Associazione Nazionale Medici Cardiologi Ospedalieri



CT scan derived parameters predict left ventricle obstruction after TAVI.

Vella Ciro Salvatore Milano (Milano) – Irccs Ospedale San Raffaele | Ferri Luca Angelo Milano (Milano) – Irccs Ospedale San Raffaele | Ancona Marco Bruno Milano (Milano) – Irccs Ospedale San Raffaele | Bellini Barbara Milano (Milano) – Irccs Ospedale San Raffaele | Russo Filippo Milano (Milano) – Irccs Ospedale San Raffaele | Romano Vittorio Milano (Milano) – Irccs Ospedale San Raffaele | Ghizzoni Giulia Milano (Milano) – Irccs Ospedale San Raffaele | Gentile Domitilla Milano (Milano) – Irccs Ospedale San Raffaele | Paci Gabriele Milano (Milano) – Irccs Ospedale San Raffaele | Esposito Antonio Milano (Milano) – Irccs Ospedale San Raffaele | Montorfano Matteo Milano (Milano) – Irccs Ospedale San Raffaele


Mid Ventricular (MVO) and Left Ventricular Outflow Tract Obstruction (LVOTO) after Trans-catheter Aortic Valve Implantation (TAVI) have been previously described and are associated with adverse outcome. Pre-procedural identification of patient at risk of MVO and LVOTO after TAVI may help pre-operative risk stratification and patient selection and facilitate intra-operative management, finally improving clinical outcomes. This study aims to identify CT-scan and Echocardiographic predictors of Left Ventricular Obstruction (LVO), defined as the composite of MVO and LVOTO.


We retrospectively reviewed pre-operative CT scans and Trans-Thoracic Echocardiography of 349 patients treated with TAVI at our Centre between January 2019 and December 2021. Correlations between post-operative development of MVO and LVOTO and pre-operative Echocardiographic and CT scan measurements were tested.

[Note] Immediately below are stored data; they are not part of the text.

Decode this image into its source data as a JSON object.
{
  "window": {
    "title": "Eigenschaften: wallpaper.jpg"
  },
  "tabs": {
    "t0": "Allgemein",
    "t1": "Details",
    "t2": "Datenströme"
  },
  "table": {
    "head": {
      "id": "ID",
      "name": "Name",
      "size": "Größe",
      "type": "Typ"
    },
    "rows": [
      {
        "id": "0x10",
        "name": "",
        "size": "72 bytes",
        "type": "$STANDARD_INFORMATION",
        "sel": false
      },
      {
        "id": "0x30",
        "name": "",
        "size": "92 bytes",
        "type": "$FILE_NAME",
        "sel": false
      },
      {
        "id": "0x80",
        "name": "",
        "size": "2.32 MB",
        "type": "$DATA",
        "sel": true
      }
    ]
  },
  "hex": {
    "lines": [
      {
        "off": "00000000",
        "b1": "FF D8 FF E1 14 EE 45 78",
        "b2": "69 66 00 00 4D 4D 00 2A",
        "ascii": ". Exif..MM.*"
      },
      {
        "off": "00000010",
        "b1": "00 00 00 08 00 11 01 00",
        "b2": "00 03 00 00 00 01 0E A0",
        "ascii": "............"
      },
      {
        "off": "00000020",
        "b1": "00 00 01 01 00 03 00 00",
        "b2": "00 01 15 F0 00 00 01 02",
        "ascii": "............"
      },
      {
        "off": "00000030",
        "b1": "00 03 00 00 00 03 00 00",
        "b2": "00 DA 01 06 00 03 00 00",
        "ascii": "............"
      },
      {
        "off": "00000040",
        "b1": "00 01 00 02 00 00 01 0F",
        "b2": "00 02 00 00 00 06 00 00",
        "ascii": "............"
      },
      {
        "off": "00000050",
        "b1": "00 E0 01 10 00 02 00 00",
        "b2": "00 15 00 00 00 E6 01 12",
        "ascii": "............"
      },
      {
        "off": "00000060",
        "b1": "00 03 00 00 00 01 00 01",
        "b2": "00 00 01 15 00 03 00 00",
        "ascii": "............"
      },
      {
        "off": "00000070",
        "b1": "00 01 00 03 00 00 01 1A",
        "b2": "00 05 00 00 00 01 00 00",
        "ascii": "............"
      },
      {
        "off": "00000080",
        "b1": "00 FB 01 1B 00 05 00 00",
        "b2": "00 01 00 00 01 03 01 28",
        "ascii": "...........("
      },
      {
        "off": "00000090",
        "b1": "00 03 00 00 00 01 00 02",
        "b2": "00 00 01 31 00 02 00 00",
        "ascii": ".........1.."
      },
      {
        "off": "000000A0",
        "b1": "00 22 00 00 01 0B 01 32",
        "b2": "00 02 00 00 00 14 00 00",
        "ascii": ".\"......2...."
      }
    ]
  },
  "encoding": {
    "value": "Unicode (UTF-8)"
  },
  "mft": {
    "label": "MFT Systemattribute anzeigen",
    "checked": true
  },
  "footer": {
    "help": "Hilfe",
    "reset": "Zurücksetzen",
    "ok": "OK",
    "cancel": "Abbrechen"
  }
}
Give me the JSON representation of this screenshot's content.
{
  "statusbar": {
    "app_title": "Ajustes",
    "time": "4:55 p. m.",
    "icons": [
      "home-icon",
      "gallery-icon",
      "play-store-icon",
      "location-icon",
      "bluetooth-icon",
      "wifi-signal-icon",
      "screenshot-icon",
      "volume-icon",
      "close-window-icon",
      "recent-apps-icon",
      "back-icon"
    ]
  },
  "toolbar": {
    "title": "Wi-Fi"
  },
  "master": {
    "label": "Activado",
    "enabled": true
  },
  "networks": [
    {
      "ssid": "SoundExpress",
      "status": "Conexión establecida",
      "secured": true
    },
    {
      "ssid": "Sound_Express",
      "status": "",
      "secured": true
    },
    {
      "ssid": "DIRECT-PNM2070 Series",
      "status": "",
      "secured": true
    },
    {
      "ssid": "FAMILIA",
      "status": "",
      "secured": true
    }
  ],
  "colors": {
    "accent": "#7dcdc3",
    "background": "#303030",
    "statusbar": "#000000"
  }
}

LVO occurred in 16.3% of patients after TAVI. At univariate analysis clinical factors associated to LVO were female gender (OR=2.2, p=0.006) and body surface area (OR=0.19, p=0.006); pre-procedural echocardiographic parameters identified were end-diastolic-diameter (OR=0.89, p<0.001) and left ventricular ejections fraction (OR=1.09, p<0.001), whereas pre-procedural CT scan measurements associated to LVO were intraventricular septum to leaflet coaptation length (SLCL; OR=0.87, p<0.001) and left ventricular systolic area (OR=0.9, p<0.001). After multivariate analysis, only left ventricular ejection fraction (OR=1.1, p<0.001) and the CT scan derived parameters SLCL (OR=0.9, p<0.001) and left ventricular area (OR=0.9; p<0.001) were able to predict LVO after TAVI.


Left ventricle obstruction (LVOTO + MVO) after TAVI can be predicted by CT scan derived parameters. Pre-procedural identification of patients at risk may help intraprocedural and postprocedural management, thus improving clinical outcomes.